Attempts to make marking fairer has paradox consequences. Grading matrixes that make it clearer what is expected from students makes essays more and more formalistic.
The most depressing thing about marking is when we you have an essay that is really creative or critical and you have to give it a mediocre grade because it doesn’t tick boxes.
The way we grade now punishes students who take risks, who think outside the box and rewards those who mechanically follow instructions. It encourages students to play the system.The current moral panic around EssayMills is just a logical conclusion of this development
Marking also encourages us to mistrust and resent students. We feel the need to catch students out for plagiarising.

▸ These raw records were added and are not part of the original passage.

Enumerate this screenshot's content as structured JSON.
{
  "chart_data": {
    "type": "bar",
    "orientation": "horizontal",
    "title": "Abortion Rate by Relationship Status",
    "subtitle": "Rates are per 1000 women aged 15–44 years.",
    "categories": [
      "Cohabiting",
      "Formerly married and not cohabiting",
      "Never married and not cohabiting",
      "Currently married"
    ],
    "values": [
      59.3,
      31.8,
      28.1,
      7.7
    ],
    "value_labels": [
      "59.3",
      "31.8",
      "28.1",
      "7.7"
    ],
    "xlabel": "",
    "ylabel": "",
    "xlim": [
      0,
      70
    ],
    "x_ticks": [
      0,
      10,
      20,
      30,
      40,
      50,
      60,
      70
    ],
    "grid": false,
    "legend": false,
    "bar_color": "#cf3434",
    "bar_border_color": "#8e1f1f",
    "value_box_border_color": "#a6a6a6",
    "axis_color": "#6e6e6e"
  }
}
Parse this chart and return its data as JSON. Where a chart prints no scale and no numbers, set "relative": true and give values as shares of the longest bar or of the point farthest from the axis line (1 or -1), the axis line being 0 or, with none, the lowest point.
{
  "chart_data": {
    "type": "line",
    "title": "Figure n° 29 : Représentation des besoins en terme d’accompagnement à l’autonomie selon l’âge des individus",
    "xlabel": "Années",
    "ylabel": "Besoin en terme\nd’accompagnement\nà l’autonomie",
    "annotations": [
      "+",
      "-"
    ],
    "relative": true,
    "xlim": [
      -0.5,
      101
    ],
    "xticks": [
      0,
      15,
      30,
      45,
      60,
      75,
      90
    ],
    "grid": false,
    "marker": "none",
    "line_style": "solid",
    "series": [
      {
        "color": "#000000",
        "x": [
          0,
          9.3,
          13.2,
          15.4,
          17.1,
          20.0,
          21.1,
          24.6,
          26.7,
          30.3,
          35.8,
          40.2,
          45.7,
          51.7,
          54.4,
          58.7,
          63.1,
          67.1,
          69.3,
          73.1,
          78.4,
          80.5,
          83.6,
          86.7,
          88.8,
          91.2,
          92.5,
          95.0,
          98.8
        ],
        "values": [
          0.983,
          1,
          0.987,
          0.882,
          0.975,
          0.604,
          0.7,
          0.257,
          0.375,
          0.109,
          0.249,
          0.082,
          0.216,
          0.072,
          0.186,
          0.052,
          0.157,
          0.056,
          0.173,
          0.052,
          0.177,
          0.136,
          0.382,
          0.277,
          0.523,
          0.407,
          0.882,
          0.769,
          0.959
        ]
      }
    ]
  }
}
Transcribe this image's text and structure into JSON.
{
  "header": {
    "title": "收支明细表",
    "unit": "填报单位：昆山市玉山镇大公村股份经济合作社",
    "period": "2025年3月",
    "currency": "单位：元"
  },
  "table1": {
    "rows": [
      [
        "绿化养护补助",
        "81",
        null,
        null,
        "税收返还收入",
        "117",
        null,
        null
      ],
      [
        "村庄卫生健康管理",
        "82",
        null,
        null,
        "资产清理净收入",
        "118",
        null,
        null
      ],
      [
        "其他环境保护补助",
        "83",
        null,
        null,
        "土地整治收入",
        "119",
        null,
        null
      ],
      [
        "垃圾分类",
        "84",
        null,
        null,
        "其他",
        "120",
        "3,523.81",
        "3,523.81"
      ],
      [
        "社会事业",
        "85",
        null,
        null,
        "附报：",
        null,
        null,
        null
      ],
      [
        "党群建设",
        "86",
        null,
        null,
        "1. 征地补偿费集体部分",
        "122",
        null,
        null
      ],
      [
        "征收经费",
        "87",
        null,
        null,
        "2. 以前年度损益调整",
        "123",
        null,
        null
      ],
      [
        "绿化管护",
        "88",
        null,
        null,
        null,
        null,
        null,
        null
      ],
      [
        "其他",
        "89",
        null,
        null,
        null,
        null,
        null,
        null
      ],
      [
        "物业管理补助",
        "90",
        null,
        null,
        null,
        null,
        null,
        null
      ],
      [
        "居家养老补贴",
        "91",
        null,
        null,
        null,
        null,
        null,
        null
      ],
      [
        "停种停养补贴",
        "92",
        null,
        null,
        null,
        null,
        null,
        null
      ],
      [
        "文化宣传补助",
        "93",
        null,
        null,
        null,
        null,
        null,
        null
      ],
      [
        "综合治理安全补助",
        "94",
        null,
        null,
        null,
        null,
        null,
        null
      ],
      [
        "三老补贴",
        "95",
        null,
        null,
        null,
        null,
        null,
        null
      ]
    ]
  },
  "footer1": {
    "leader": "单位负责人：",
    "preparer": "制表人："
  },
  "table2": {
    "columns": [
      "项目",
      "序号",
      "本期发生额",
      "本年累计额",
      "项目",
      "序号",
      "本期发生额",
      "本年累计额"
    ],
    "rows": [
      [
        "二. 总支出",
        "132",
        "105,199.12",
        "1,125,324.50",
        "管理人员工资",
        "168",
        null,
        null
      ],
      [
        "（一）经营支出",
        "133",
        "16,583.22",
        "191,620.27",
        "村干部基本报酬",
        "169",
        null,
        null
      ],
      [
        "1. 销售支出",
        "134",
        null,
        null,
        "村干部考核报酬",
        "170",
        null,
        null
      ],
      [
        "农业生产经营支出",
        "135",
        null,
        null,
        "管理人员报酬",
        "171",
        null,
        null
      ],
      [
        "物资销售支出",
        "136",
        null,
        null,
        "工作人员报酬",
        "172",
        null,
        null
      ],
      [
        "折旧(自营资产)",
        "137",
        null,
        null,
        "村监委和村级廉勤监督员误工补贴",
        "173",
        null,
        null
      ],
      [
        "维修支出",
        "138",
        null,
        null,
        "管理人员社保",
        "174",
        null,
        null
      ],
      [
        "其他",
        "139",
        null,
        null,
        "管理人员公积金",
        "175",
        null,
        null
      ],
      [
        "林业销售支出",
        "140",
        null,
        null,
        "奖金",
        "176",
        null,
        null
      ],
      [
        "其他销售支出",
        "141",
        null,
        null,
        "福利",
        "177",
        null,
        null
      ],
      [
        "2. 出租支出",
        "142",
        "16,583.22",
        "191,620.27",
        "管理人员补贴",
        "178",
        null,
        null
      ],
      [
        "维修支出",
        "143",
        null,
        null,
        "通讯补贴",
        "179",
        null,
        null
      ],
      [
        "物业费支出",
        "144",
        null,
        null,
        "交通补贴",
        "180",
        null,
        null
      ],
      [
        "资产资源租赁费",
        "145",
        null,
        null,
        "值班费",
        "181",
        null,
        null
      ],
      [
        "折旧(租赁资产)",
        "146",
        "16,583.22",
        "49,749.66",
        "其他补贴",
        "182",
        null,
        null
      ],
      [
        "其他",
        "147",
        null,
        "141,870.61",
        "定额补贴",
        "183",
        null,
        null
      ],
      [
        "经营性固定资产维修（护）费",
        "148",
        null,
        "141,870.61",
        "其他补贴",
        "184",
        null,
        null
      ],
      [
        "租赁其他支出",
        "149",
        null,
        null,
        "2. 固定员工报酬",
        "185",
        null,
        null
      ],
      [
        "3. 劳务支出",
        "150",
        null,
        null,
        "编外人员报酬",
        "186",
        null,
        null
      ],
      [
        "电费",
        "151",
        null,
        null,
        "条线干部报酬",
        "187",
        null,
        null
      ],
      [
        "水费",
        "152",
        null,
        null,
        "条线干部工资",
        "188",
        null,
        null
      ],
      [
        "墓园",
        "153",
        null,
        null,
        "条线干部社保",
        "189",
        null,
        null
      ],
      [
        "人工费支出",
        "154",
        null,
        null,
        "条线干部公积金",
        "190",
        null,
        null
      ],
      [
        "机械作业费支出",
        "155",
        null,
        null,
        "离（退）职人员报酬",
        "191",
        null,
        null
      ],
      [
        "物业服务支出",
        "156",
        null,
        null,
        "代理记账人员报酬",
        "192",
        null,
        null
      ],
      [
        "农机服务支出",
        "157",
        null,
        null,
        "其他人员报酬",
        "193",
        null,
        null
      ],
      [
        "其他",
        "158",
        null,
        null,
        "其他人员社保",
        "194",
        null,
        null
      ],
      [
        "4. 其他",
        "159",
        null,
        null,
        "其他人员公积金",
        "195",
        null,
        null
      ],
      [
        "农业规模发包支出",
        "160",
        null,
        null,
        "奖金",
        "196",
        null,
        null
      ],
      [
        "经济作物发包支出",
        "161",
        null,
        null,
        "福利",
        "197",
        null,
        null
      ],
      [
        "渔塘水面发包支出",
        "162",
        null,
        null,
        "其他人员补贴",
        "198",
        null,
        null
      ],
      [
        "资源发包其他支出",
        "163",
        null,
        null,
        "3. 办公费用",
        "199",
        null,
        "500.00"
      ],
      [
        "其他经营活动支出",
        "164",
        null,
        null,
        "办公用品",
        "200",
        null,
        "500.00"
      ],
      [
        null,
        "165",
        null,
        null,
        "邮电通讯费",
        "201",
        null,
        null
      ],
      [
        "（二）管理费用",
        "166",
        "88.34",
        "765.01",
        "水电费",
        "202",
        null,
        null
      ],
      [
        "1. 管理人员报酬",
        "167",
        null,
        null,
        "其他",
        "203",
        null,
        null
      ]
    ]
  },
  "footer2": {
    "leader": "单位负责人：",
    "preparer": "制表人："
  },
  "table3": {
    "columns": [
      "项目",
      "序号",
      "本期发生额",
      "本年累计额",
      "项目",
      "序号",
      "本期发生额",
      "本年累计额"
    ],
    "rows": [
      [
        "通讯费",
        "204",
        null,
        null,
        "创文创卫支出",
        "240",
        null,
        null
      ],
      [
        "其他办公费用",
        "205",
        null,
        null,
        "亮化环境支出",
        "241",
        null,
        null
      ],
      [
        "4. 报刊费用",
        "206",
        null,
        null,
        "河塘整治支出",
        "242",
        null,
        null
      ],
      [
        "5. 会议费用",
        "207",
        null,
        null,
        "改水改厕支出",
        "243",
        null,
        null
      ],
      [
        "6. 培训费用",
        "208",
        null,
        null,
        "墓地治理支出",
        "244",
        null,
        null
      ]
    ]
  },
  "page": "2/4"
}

We get angry for at them for not doing better. All of these things are results of alienation, of being pitted against one another.
But grading also has a more proactive disciplinary function.
For students getting marked for an essay means that no matter how creative or critical they are, what matters in the end is obedience to set rules.
If they veer from the very narrow path of what makes a “good” essay they will be punished. The hidden curriculum of marking is that obedience to rules trumps all else. By marking essays we are actively participating in oppression.
en.wikipedia.org/wiki/Hidden_cu…
en.wikipedia.org/wiki/Hidden_cu…
This is not a critique of assessments or essays in general. Reading students’ essays and giving feedback should and could be a stimulating experience. A way to help students develop their thinking. Assessments can do that, but only if the grades are not given undue importance
But this goal is incompatible with sorting people into neat categories for employers. It leads us to a more fundamental question of what higher education is for. If we want to build a better higher education system we need to resist grades.